Dump binary dictionary information when opening

Bug: 9459517
Change-Id: I122583e734936ae0284e1c7500c6c9242bc7973b
diff --git a/native/jni/src/defines.h b/native/jni/src/defines.h
index cb66814..607a744 100644
--- a/native/jni/src/defines.h
+++ b/native/jni/src/defines.h
@@ -35,6 +35,56 @@
 // Must be equal to ProximityInfo.MAX_PROXIMITY_CHARS_SIZE in Java
 #define MAX_PROXIMITY_CHARS_SIZE 16
 #define ADDITIONAL_PROXIMITY_CHAR_DELIMITER_CODE 2
+#define NELEMS(x) (sizeof(x) / sizeof((x)[0]))
+
+AK_FORCE_INLINE static int intArrayToCharArray(const int *const source, const int sourceSize,
+        char *dest, const int destSize) {
+    // We want to always terminate with a 0 char, so stop one short of the length to make
+    // sure there is room.
+    const int destLimit = destSize - 1;
+    int si = 0;
+    int di = 0;
+    while (si < sourceSize && di < destLimit && 0 != source[si]) {
+        const int codePoint = source[si++];
+        if (codePoint < 0x7F) { // One byte
+            dest[di++] = codePoint;
+        } else if (codePoint < 0x7FF) { // Two bytes
+            if (di + 1 >= destLimit) break;
+            dest[di++] = 0xC0 + (codePoint >> 6);
+            dest[di++] = 0x80 + (codePoint & 0x3F);
+        } else if (codePoint < 0xFFFF) { // Three bytes
+            if (di + 2 >= destLimit) break;
+            dest[di++] = 0xE0 + (codePoint >> 12);
+            dest[di++] = 0x80 + ((codePoint >> 6) & 0x3F);
+            dest[di++] = 0x80 + (codePoint & 0x3F);
+        } else if (codePoint <= 0x1FFFFF) { // Four bytes
+            if (di + 3 >= destLimit) break;
+            dest[di++] = 0xF0 + (codePoint >> 18);
+            dest[di++] = 0x80 + ((codePoint >> 12) & 0x3F);
+            dest[di++] = 0x80 + ((codePoint >> 6) & 0x3F);
+            dest[di++] = 0x80 + (codePoint & 0x3F);
+        } else if (codePoint <= 0x3FFFFFF) { // Five bytes
+            if (di + 4 >= destLimit) break;
+            dest[di++] = 0xF8 + (codePoint >> 24);
+            dest[di++] = 0x80 + ((codePoint >> 18) & 0x3F);
+            dest[di++] = 0x80 + ((codePoint >> 12) & 0x3F);
+            dest[di++] = 0x80 + ((codePoint >> 6) & 0x3F);
+            dest[di++] = codePoint & 0x3F;
+        } else if (codePoint <= 0x7FFFFFFF) { // Six bytes
+            if (di + 5 >= destLimit) break;
+            dest[di++] = 0xFC + (codePoint >> 30);
+            dest[di++] = 0x80 + ((codePoint >> 24) & 0x3F);
+            dest[di++] = 0x80 + ((codePoint >> 18) & 0x3F);
+            dest[di++] = 0x80 + ((codePoint >> 12) & 0x3F);
+            dest[di++] = 0x80 + ((codePoint >> 6) & 0x3F);
+            dest[di++] = codePoint & 0x3F;
+        } else {
+            // Not a code point... skip.
+        }
+    }
+    dest[di] = 0;
+    return di;
+}
 
 #if defined(FLAG_DO_PROFILE) || defined(FLAG_DBG)
 #include <android/log.h>
@@ -46,35 +96,13 @@
 
 #define DUMP_RESULT(words, frequencies) do { dumpResult(words, frequencies); } while (0)

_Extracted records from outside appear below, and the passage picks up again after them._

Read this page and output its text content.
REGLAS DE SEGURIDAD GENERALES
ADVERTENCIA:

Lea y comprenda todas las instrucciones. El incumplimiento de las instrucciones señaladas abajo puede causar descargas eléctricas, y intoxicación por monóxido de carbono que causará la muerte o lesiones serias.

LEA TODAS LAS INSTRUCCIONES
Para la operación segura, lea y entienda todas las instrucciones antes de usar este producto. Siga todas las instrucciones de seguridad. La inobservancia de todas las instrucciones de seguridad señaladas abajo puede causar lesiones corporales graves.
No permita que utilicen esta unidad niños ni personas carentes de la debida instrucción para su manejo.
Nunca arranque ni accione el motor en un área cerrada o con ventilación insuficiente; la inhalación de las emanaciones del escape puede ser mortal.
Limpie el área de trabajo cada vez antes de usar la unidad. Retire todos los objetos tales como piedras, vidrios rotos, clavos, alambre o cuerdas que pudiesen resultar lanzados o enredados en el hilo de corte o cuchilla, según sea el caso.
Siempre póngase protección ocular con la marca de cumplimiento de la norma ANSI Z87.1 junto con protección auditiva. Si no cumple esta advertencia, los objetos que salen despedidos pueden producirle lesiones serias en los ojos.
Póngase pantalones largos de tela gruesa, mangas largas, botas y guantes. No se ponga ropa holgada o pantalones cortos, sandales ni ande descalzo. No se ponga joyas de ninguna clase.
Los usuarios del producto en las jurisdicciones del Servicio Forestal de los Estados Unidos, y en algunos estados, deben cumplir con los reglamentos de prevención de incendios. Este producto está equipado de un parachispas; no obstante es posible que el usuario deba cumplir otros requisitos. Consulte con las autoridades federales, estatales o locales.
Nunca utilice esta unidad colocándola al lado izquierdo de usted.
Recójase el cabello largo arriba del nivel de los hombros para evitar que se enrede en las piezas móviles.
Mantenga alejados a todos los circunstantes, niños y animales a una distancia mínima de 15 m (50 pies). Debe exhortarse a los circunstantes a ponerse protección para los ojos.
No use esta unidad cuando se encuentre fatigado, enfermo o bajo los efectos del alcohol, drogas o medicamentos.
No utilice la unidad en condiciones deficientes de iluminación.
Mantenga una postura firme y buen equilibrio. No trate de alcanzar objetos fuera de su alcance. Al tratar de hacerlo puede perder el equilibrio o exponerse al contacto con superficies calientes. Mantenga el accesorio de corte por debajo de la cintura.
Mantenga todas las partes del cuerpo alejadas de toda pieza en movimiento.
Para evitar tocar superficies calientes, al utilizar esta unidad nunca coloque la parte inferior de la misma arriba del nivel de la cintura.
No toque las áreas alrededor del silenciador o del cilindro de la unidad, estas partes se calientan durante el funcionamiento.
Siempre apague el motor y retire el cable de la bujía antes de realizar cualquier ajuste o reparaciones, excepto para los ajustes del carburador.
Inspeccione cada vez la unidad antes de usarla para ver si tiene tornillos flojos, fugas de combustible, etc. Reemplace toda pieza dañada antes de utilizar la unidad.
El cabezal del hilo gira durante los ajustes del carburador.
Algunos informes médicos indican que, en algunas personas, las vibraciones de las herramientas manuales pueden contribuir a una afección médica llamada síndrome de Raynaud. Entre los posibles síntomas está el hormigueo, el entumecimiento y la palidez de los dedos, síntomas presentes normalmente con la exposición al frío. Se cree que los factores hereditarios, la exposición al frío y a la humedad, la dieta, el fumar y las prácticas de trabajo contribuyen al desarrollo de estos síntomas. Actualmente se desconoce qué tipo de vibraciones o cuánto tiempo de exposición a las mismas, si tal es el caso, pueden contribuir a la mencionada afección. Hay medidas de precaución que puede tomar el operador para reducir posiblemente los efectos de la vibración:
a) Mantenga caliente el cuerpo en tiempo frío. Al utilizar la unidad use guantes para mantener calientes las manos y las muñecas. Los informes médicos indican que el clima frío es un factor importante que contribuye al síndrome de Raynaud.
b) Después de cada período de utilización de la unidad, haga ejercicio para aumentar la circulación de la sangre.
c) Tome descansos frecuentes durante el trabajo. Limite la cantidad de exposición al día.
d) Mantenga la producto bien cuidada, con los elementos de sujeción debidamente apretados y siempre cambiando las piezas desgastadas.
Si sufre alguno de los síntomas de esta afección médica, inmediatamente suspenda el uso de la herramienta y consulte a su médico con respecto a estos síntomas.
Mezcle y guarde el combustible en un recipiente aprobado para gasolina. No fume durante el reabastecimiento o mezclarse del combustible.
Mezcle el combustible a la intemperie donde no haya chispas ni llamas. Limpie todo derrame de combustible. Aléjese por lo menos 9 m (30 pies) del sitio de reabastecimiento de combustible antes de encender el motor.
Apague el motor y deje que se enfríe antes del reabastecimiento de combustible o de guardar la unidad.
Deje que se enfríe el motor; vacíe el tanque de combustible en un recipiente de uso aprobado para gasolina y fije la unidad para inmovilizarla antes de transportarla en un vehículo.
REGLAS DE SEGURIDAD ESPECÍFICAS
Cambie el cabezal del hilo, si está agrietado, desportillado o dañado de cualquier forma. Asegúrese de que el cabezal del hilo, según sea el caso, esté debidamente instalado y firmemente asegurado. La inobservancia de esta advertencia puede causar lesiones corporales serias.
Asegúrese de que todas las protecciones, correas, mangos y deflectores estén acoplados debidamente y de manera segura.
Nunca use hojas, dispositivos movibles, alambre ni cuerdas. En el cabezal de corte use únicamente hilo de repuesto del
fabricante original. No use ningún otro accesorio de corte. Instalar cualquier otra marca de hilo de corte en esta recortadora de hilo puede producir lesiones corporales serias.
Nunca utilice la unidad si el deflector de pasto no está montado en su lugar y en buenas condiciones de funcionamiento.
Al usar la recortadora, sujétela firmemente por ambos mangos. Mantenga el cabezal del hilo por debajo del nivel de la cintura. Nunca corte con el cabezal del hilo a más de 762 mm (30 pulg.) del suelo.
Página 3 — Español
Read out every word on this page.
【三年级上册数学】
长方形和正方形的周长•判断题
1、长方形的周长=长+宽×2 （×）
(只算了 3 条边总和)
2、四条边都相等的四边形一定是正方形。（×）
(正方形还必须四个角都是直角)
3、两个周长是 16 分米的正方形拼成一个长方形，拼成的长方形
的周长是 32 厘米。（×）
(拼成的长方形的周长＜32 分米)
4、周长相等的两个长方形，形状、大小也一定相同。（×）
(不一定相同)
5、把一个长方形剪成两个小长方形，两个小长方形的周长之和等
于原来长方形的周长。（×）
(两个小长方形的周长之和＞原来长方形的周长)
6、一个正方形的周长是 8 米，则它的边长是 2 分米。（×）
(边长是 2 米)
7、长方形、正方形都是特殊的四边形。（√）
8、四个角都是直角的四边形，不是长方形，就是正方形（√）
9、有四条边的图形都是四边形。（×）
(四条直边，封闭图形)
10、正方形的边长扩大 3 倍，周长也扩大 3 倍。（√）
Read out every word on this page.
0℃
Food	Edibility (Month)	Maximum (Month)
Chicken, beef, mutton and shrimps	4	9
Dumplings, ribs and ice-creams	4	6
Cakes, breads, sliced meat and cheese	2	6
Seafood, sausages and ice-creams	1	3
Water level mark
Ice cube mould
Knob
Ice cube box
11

 #define DUMP_WORD(word, length) do { dumpWord(word, length); } while (0)
-#define INTS_TO_CHARS(input, length, output) do { \
-        intArrayToCharArray(input, length, output); } while (0)
-
-// TODO: Support full UTF-8 conversion
-AK_FORCE_INLINE static int intArrayToCharArray(const int *source, const int sourceSize,
-        char *dest) {
-    int si = 0;
-    int di = 0;
-    while (si < sourceSize && di < MAX_WORD_LENGTH - 1 && 0 != source[si]) {
-        const int codePoint = source[si++];
-        if (codePoint < 0x7F) {
-            dest[di++] = codePoint;
-        } else if (codePoint < 0x7FF) {
-            dest[di++] = 0xC0 + (codePoint >> 6);
-            dest[di++] = 0x80 + (codePoint & 0x3F);
-        } else if (codePoint < 0xFFFF) {
-            dest[di++] = 0xE0 + (codePoint >> 12);
-            dest[di++] = 0x80 + ((codePoint & 0xFC0) >> 6);
-            dest[di++] = 0x80 + (codePoint & 0x3F);
-        }
-    }
-    dest[di] = 0;
-    return di;
-}
+#define INTS_TO_CHARS(input, length, output, outlength) do { \
+        intArrayToCharArray(input, length, output, outlength); } while (0)
 
 static inline void dumpWordInfo(const int *word, const int length, const int rank,
         const int probability) {
     static char charBuf[50];
-    const int N = intArrayToCharArray(word, length, charBuf);
+    const int N = intArrayToCharArray(word, length, charBuf, NELEMS(charBuf));
     if (N > 1) {
         AKLOGI("%2d [ %s ] (%d)", rank, charBuf, probability);
     }
@@ -90,7 +118,7 @@
 
 static AK_FORCE_INLINE void dumpWord(const int *word, const int length) {
     static char charBuf[50];
-    const int N = intArrayToCharArray(word, length, charBuf);
+    const int N = intArrayToCharArray(word, length, charBuf, NELEMS(charBuf));
     if (N > 1) {
         AKLOGI("[ %s ]", charBuf);
     }
@@ -304,8 +332,6 @@
 template<typename T> AK_FORCE_INLINE const T &min(const T &a, const T &b) { return a < b ? a : b; }
 template<typename T> AK_FORCE_INLINE const T &max(const T &a, const T &b) { return a > b ? a : b; }
 
-#define NELEMS(x) (sizeof(x) / sizeof((x)[0]))
-
 // DEBUG
 #define INPUTLENGTH_FOR_DEBUG (-1)
 #define MIN_OUTPUT_INDEX_FOR_DEBUG (-1)